A boycott by fourteen PRD senators kept the much discussed bond issues from getting a vote yesterday. The Senate started its session with a bare minimum of 17 senators present, however, Santiago senator Victor Mendez abandoned the floor, and broke the quorum. Senate president Andres Bautista told reporters that “outside efforts” had pressured Mendez to abandon the session in order to block approval of the bond issues that were on the agenda. Senator Mendez apparently received several phone calls from what El Caribe newspaper called ” high ranking members of the PRD” before he left the floor of the Senate, thus breaking the quorum.
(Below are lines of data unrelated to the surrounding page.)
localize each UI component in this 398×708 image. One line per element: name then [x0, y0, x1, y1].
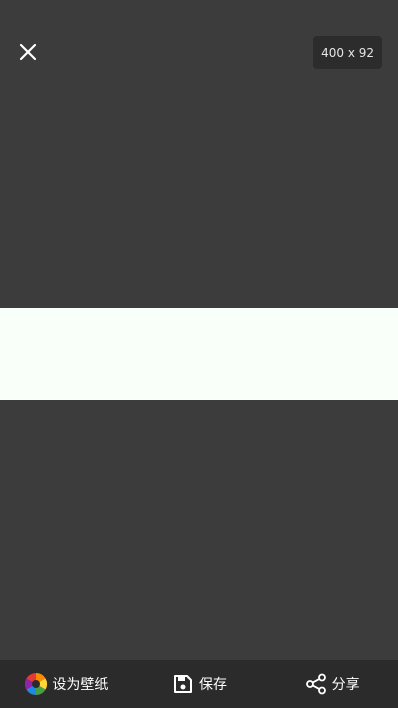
close-icon	[19, 43, 37, 61]
share-button[interactable]: 分享	[265, 660, 398, 708]
save-icon	[171, 672, 195, 696]
save-label: 保存	[199, 677, 227, 693]
set-wallpaper-button[interactable]: 设为壁纸	[0, 660, 133, 708]
preview-image	[0, 308, 398, 400]
image-dimensions-label: 400 x 92	[321, 45, 374, 60]
color-wheel-icon	[24, 672, 48, 696]
image-preview-screen: 400 x 92 设为壁纸 保存 分享	[0, 0, 398, 708]
share-label: 分享	[331, 677, 360, 693]
set-wallpaper-label: 设为壁纸	[52, 677, 109, 693]
save-button[interactable]: 保存	[133, 660, 266, 708]
bottom-action-bar: 设为壁纸 保存 分享	[0, 660, 398, 708]
close-button[interactable]	[12, 36, 44, 68]
image-dimensions-badge: 400 x 92	[313, 36, 382, 69]
share-icon	[304, 672, 328, 696]
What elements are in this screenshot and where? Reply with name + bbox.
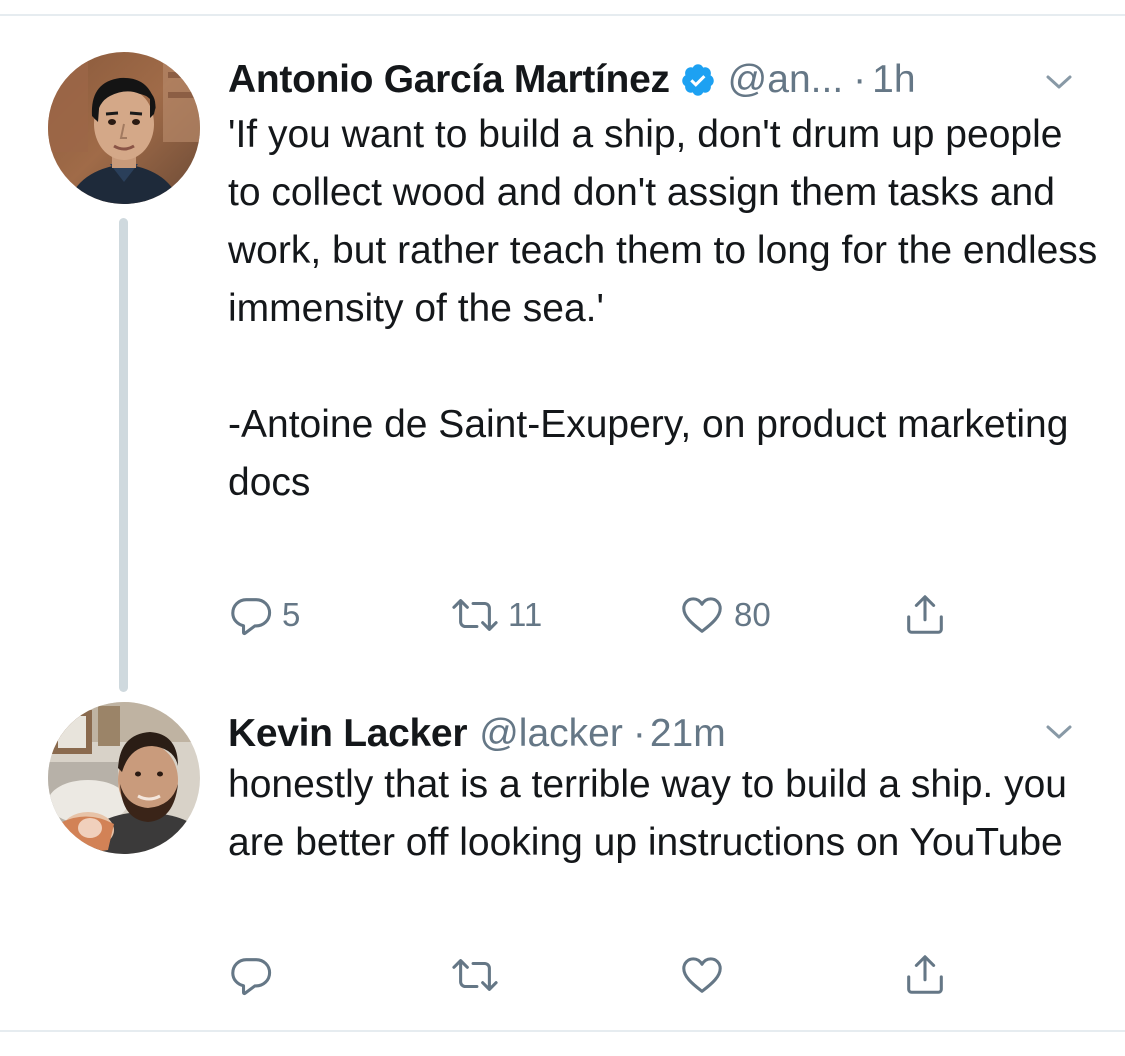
like-button[interactable]: 80 bbox=[678, 590, 771, 640]
top-divider bbox=[0, 14, 1125, 16]
header-separator: · bbox=[853, 58, 867, 101]
reply-icon bbox=[228, 952, 274, 998]
retweet-icon bbox=[450, 952, 500, 998]
like-count: 80 bbox=[734, 596, 771, 633]
retweet-count: 11 bbox=[508, 596, 543, 633]
reply-button[interactable] bbox=[228, 950, 282, 1000]
retweet-button[interactable] bbox=[450, 950, 508, 1000]
share-icon bbox=[902, 952, 948, 998]
heart-icon bbox=[678, 592, 726, 638]
tweet-timestamp[interactable]: 21m bbox=[650, 712, 726, 756]
tweet-text: honestly that is a terrible way to build… bbox=[228, 763, 1078, 864]
share-button[interactable] bbox=[902, 950, 948, 1000]
reply-count: 5 bbox=[282, 596, 301, 633]
author-handle[interactable]: @an... bbox=[728, 58, 843, 102]
tweet-text: 'If you want to build a ship, don't drum… bbox=[228, 113, 1098, 504]
share-icon bbox=[902, 592, 948, 638]
thread-connector-line bbox=[119, 218, 128, 692]
like-button[interactable] bbox=[678, 950, 734, 1000]
retweet-icon bbox=[450, 592, 500, 638]
tweet-timestamp[interactable]: 1h bbox=[872, 58, 915, 102]
heart-icon bbox=[678, 952, 726, 998]
reply-icon bbox=[228, 592, 274, 638]
header-separator: · bbox=[632, 712, 646, 755]
verified-badge-icon bbox=[680, 62, 716, 98]
author-handle[interactable]: @lacker bbox=[479, 712, 623, 756]
retweet-button[interactable]: 11 bbox=[450, 590, 542, 640]
tweet-header: Antonio García Martínez @an... · 1h bbox=[228, 50, 916, 110]
author-name[interactable]: Kevin Lacker bbox=[228, 712, 468, 756]
share-button[interactable] bbox=[902, 590, 948, 640]
chevron-down-icon[interactable] bbox=[1041, 64, 1077, 100]
avatar-antonio[interactable] bbox=[48, 52, 200, 204]
tweet-actions: 5 11 80 bbox=[228, 590, 988, 640]
tweet-actions bbox=[228, 950, 988, 1000]
bottom-divider bbox=[0, 1030, 1125, 1032]
chevron-down-icon[interactable] bbox=[1041, 714, 1077, 750]
tweet-header: Kevin Lacker @lacker · 21m bbox=[228, 704, 726, 764]
author-name[interactable]: Antonio García Martínez bbox=[228, 58, 670, 102]
reply-button[interactable]: 5 bbox=[228, 590, 300, 640]
avatar-kevin[interactable] bbox=[48, 702, 200, 854]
The government needs congressional authorization to replace the 2001 (US$500 million) and 2003 (US$600 million) sovereign bond issues for new issues as a measure to ease the debt payment schedule for the country. The senators are supposed to approve RD$8.0 billion in new bond issues that are part of the 2005 budget law.
Several other issues were on the table as well, including two international loans to shore up the financial and banking sectors.
The senators that left the floor got together later at the office of PRD spokesperson Anibal Garcia Duverge, located in the Mirador Sur section of the city. Once there, they talked to reporters and said that they had agreed not to meet on the Senate floor in order to take the Holy Week recess (adjourning on Tuesday, 29 March) to “reflect on things.”
Commenting on the political boycott, Franco Uccelli of Bear Stearns states: “Yesterday’s developments confirm that politics in the Dominican Republic continues to be a potential spoiler of an otherwise improving economic story, one where interest rates continue to trend downward (they declined to 20.4% in last week’s Central Bank CD auction), the peso remains stable at around 28.5 DOP/US$, inflation has dropped to single digits (the 12-month rate stood at 6.8% in February) and the country’s net international reserves have grown by some 55% so far this year to top US$925 million.”